The German plan to destroy the French army in the west before the Russians had fully mobilised in the east had failed. When the Russians attacked around Königsberg and Tannenberg in the forests and lakes
of East Prussia in late August and early September, the Germans were faced with what they most feared, a war on two fronts.
In the west there began what was misleadingly called the ‘race to the sea’. Neither side particularly wanted to reach the sea; each wanted simply to outflank the other. The French army confronted the Germans first on the river Oise, then around Albert and subsequently at Arras. When neither side succeeded in breaking through, the armies moved further north into Flanders. The BEF was ordered to stop the German advance at the medieval Belgian cloth town of Ypres in late October. Haig’s I Corps bore the brunt of the fighting. Both sides fought an intense and bitter engagement and the British line nearly broke at the Messines ridge to the south of the town. But more and more British troops were rushed in to plug the gaps. At one point there were no reserves left. Around Ypres, the professional British army experienced some of the most severe fighting it had ever engaged in.

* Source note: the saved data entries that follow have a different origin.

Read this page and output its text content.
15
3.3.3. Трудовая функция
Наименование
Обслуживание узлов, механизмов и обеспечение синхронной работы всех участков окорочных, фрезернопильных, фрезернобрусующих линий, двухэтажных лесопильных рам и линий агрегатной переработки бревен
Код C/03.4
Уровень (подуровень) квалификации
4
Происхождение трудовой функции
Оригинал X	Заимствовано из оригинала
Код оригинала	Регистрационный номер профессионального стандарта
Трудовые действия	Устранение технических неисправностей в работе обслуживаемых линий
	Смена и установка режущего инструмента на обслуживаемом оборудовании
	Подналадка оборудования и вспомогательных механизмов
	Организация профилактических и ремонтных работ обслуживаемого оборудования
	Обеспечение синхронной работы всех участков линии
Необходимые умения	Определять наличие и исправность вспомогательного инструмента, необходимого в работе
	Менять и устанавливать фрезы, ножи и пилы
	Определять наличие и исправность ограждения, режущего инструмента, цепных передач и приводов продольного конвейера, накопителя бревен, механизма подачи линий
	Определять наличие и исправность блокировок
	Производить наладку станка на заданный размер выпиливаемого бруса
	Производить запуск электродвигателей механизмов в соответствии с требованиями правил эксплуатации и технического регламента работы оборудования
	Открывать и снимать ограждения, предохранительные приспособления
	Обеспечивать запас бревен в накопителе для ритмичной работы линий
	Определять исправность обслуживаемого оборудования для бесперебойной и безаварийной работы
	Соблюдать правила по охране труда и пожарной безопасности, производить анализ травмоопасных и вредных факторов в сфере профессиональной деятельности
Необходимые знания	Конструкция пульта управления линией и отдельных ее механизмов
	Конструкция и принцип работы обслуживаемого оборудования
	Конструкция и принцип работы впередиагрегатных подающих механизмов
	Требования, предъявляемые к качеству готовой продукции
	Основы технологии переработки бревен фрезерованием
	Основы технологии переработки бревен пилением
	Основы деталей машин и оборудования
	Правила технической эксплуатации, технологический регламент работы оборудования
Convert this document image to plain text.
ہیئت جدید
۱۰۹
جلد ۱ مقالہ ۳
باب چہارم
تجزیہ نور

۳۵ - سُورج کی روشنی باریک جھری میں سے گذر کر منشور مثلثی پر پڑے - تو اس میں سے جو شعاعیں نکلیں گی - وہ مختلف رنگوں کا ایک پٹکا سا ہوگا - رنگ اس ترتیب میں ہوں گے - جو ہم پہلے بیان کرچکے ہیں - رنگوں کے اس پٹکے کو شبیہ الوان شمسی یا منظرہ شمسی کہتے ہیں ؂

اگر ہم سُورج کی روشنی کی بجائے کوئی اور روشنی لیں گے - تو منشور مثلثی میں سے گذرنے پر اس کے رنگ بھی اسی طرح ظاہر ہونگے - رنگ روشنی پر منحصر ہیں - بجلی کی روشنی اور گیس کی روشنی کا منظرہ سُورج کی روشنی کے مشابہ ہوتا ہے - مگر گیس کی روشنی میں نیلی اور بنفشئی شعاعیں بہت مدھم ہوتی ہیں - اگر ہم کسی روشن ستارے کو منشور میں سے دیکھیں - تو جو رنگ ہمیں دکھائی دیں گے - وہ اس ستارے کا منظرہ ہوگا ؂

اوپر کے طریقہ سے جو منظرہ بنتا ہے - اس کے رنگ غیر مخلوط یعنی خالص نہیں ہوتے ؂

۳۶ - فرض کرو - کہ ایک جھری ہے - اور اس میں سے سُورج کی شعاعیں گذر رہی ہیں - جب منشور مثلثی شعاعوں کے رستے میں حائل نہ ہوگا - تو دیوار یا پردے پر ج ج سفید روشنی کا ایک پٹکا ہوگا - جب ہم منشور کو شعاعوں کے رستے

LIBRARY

As it looked as though they could not turn the allied flank, the Germans began a process their engineers had trained for many times for on manoeuvres, digging in and protecting their trenches with thick lines of barbed wire. Exhausted, the Allied armies quickly followed suit. The two sides dug a network of trenches, the Germans seeing them as a permanent feature. Wherever they could, the Germans took the higher ground and began entrenching deeply, building fortified positions defended by nests of heavy machine guns. The devastated villages of France and Belgium provided strongpoints in the German lines as the remains of houses and cellars could be well fortified. The British and the French on the other hand took the view that their lines were only temporary defences and the German army would soon be expelled from the land it had occupied in Belgium and France. The new German Chief of the War Staff, General Erich von Falkenhayn, realised that the battle to outflank the Allies was lost and reported to the Kaiser on 9 November that it was no longer possible to maintain the offensive in Flanders because ‘the barbed wire cannot be crossed.’45 Further digging in produced a line of trenches extending from the English Channel to the Swiss border.